King Alfonso of Spain appears to be the first case reported in the newspapers in May 1918 followed by several cases in the medical press including a case series of fifty in July 1918 in the BMJ.
I’ve been looking for the earliest case reports of the flu in 1918 which seems to have first been reported in San Sebastian, Spain in February 1918 – hence the name Spanish flu. However, it probably originated somewhere else.
There are cases reported in Fort Funston, Kansas in March and on the Western Front in French and British soldiers in April1. A Sergeant John Acker said that the troops called it “three day fever”2.
There is much debate in the medical journals at this time of “trench fever” and “weak heart” and a good number of obituaries with influenza as a cause of death.
In June the BMJ is prompted to respond to the newspaper reports of King Alfonso’s illness – a third of Madrid are ill by this time.
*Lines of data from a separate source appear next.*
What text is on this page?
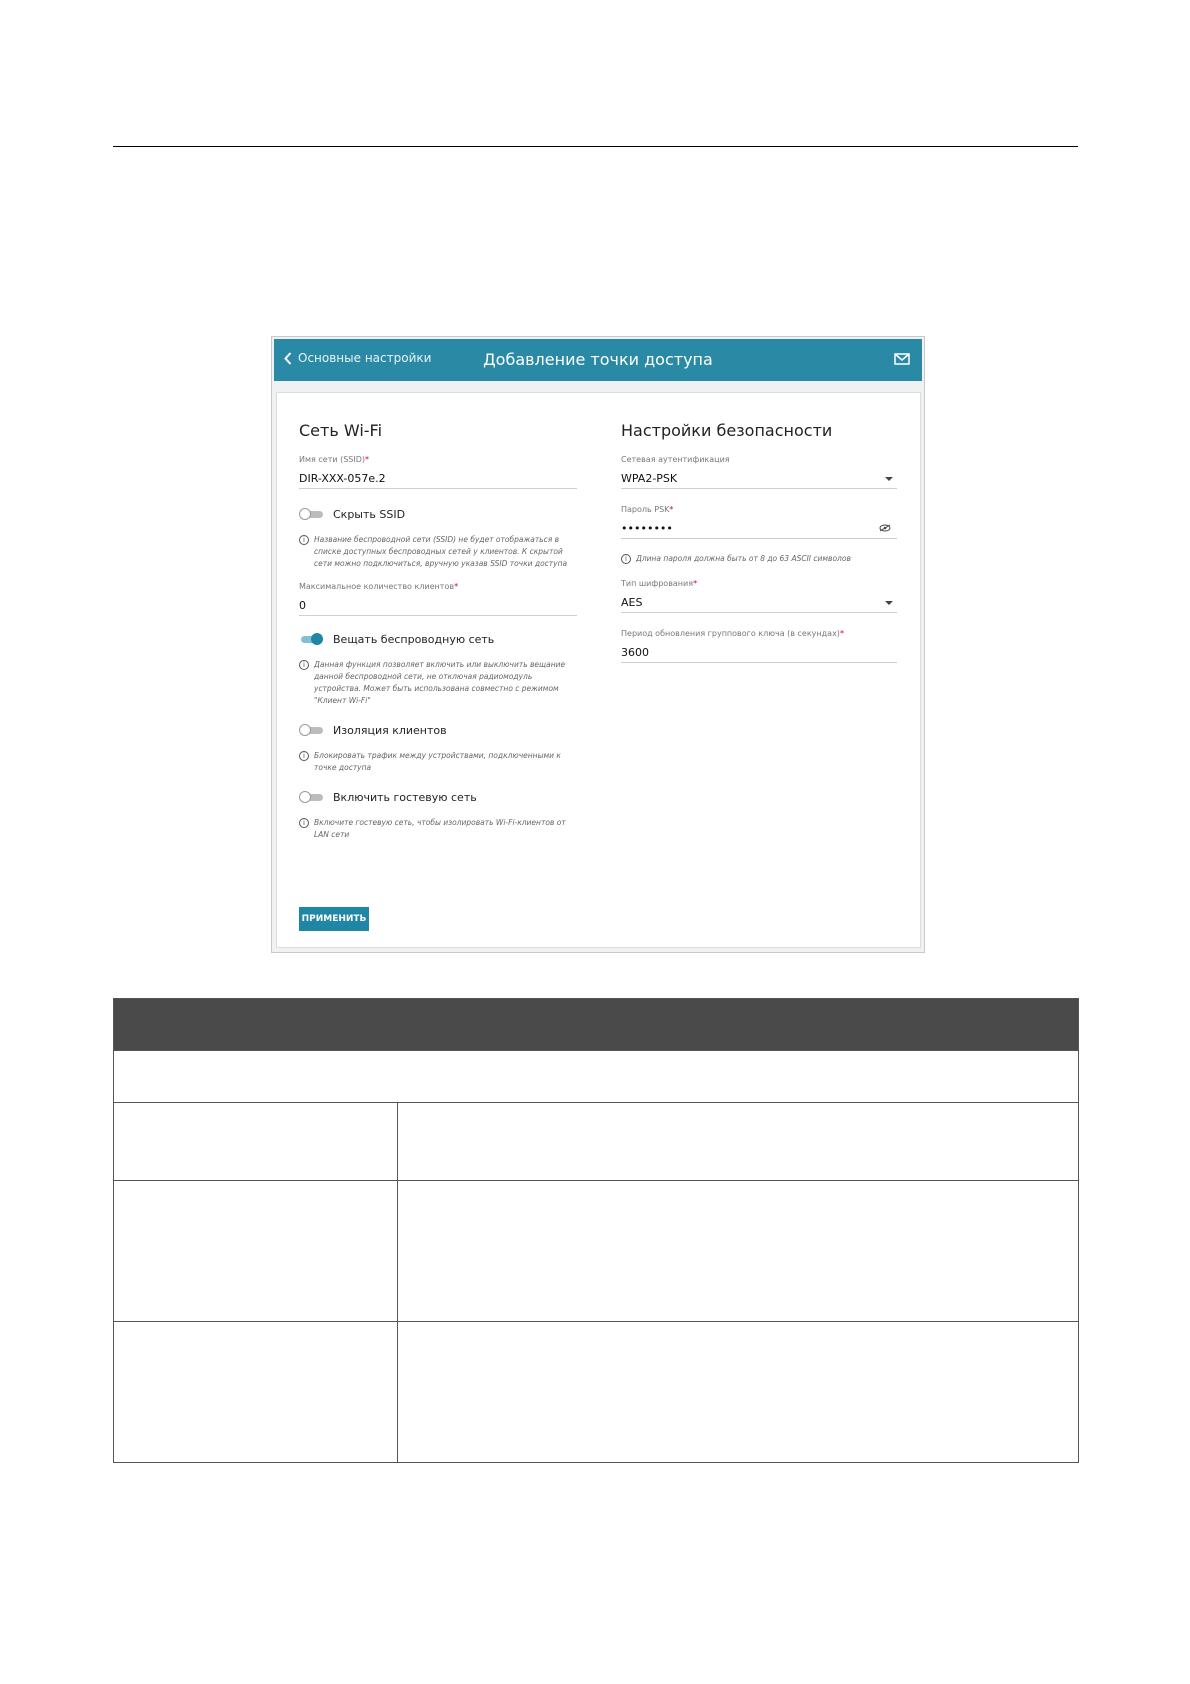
Основные настройки	Добавление точки доступа
Сеть Wi-Fi
Имя сети (SSID)*
DIR-XXX-057e.2
Скрыть SSID
i	Название беспроводной сети (SSID) не будет отображаться в списке доступных беспроводных сетей у клиентов. К скрытой сети можно подключиться, вручную указав SSID точки доступа
Максимальное количество клиентов*
0
Вещать беспроводную сеть
i	Данная функция позволяет включить или выключить вещание данной беспроводной сети, не отключая радиомодуль устройства. Может быть использована совместно с режимом "Клиент Wi-Fi"
Изоляция клиентов
i	Блокировать трафик между устройствами, подключенными к точке доступа
Включить гостевую сеть
i	Включите гостевую сеть, чтобы изолировать Wi-Fi-клиентов от LAN сети
Настройки безопасности
Сетевая аутентификация
WPA2-PSK
Пароль PSK*
••••••••
i	Длина пароля должна быть от 8 до 63 ASCII символов
Тип шифрования*
AES
Период обновления группового ключа (в секундах)*
3600
ПРИМЕНИТЬ
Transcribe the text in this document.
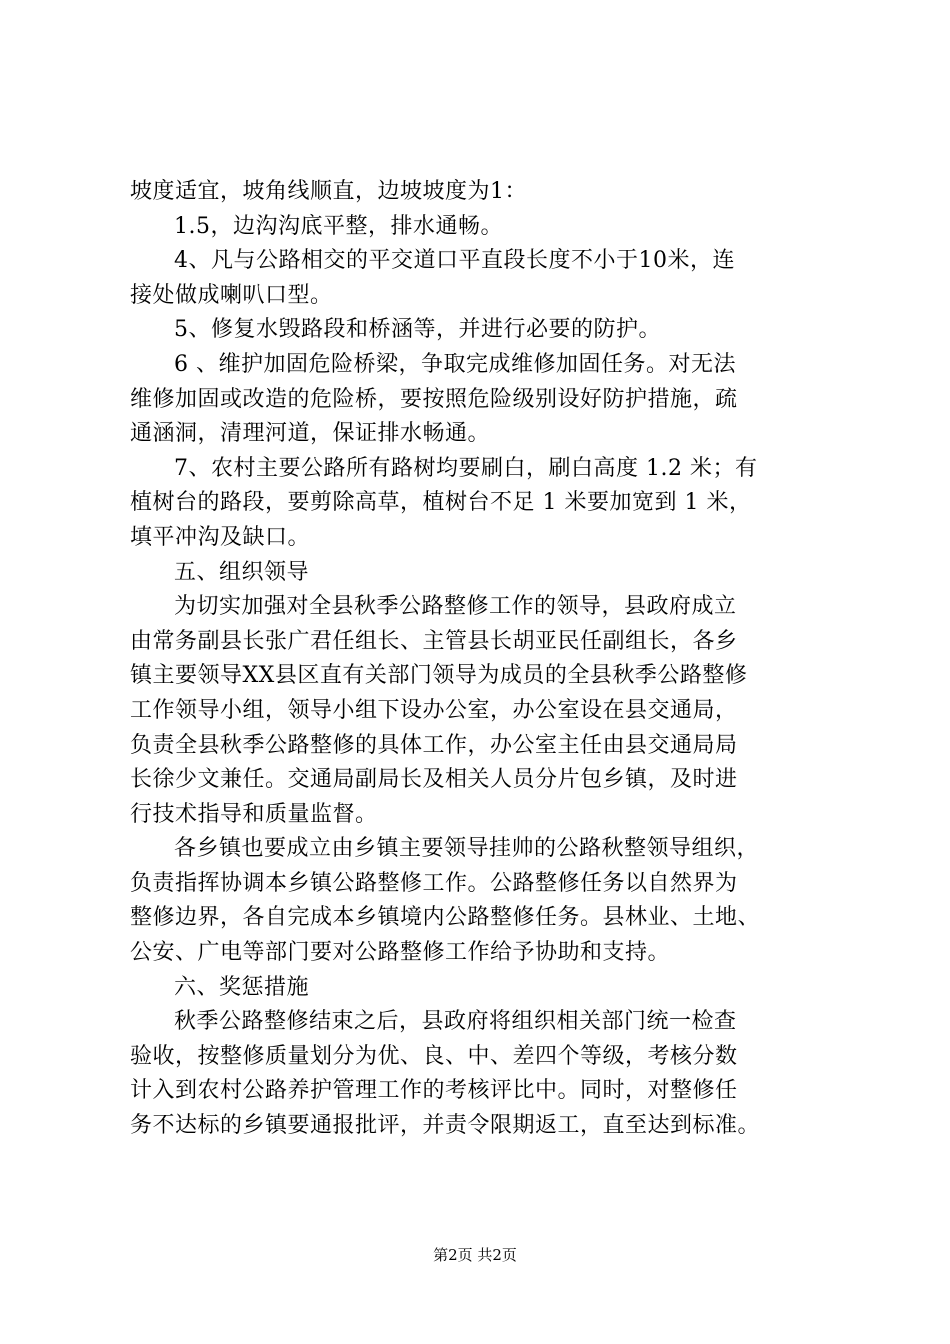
坡度适宜，坡角线顺直，边坡坡度为1：
1.5，边沟沟底平整，排水通畅。
4、凡与公路相交的平交道口平直段长度不小于10米，连
接处做成喇叭口型。
5、修复水毁路段和桥涵等，并进行必要的防护。
6 、维护加固危险桥梁，争取完成维修加固任务。对无法
维修加固或改造的危险桥，要按照危险级别设好防护措施，疏
通涵洞，清理河道，保证排水畅通。
7、农村主要公路所有路树均要刷白，刷白高度 1.2 米；有
植树台的路段，要剪除高草，植树台不足 1 米要加宽到 1 米，
填平冲沟及缺口。
五、组织领导
为切实加强对全县秋季公路整修工作的领导，县政府成立
由常务副县长张广君任组长、主管县长胡亚民任副组长，各乡
镇主要领导XX县区直有关部门领导为成员的全县秋季公路整修
工作领导小组，领导小组下设办公室，办公室设在县交通局，
负责全县秋季公路整修的具体工作，办公室主任由县交通局局
长徐少文兼任。交通局副局长及相关人员分片包乡镇，及时进
行技术指导和质量监督。
各乡镇也要成立由乡镇主要领导挂帅的公路秋整领导组织，
负责指挥协调本乡镇公路整修工作。公路整修任务以自然界为
整修边界，各自完成本乡镇境内公路整修任务。县林业、土地、
公安、广电等部门要对公路整修工作给予协助和支持。
六、奖惩措施
秋季公路整修结束之后，县政府将组织相关部门统一检查
验收，按整修质量划分为优、良、中、差四个等级，考核分数
计入到农村公路养护管理工作的考核评比中。同时，对整修任
务不达标的乡镇要通报批评，并责令限期返工，直至达到标准。
第2页 共2页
In the article it says, “We cannot help feeling that in the absence of any bacteriological proof, the extreme low mortality or its practical absence, and the possibility that the disease is gastro-intestinal influenza, render alarmist suggestions premature, and they do not seem to be countenanced by the medical profession in Spain” and went on to say that influenza was the probable cause. 3
The following week the BMJ updated the story saying, “The widespread epidemic of an acute catarrhal affection in Spain, which was stated in our last issue to be most probably influenza and attended by little or no mortality, is now reported to have caused 700 deaths in ten days, but if the number of cases has been as large as reported the case mortality must have been very low.”4
The first published cases in the BMJ come in the form of a case series of the first fifty cases at the Central Royal Air Force Hospital, Hampstead from July 1918. It contains useful advice on the presentation, comparison with physical signs from the 1889 pandemic, fever charts, differential diagnosis and the practical management of cases.5
What I find interesting is how the reporting seems to have mirrored the current pandemic. At the beginning there is doubt over the diagnosis, the debate on case fatality rates and whether it would be as severe as the previous pandemic, and later it focusses on the clinical management of cases and health policies. I hope the 2009 pandemic will not continue to mirror the 1918 one and become more deadly in late 2009 through 2010.
Remember to keep up to date with the current swine flu at the pandemic flu blog.
1) Tucker S (Editor). “Influenza Pandemic (1918 – 1920)” in “World War I a student encyclopedia”. ABC-CLIO, 2006.
2) Kolata G. Flu: the story of the great influenza pandemic of 1918 and the search for the virus that caused it. Touchstone, 2001.
3) No author listed. The reported epidemic in Spain. Br Med J 1918;1:627.
4) No author listed. The reported epidemic in Spain. Br Med J 1918;1:653.
5) Gotch OH, Whittingham HE. A report on the “influenza” epidemic of 1918. Br Med J 1918;2:82-85.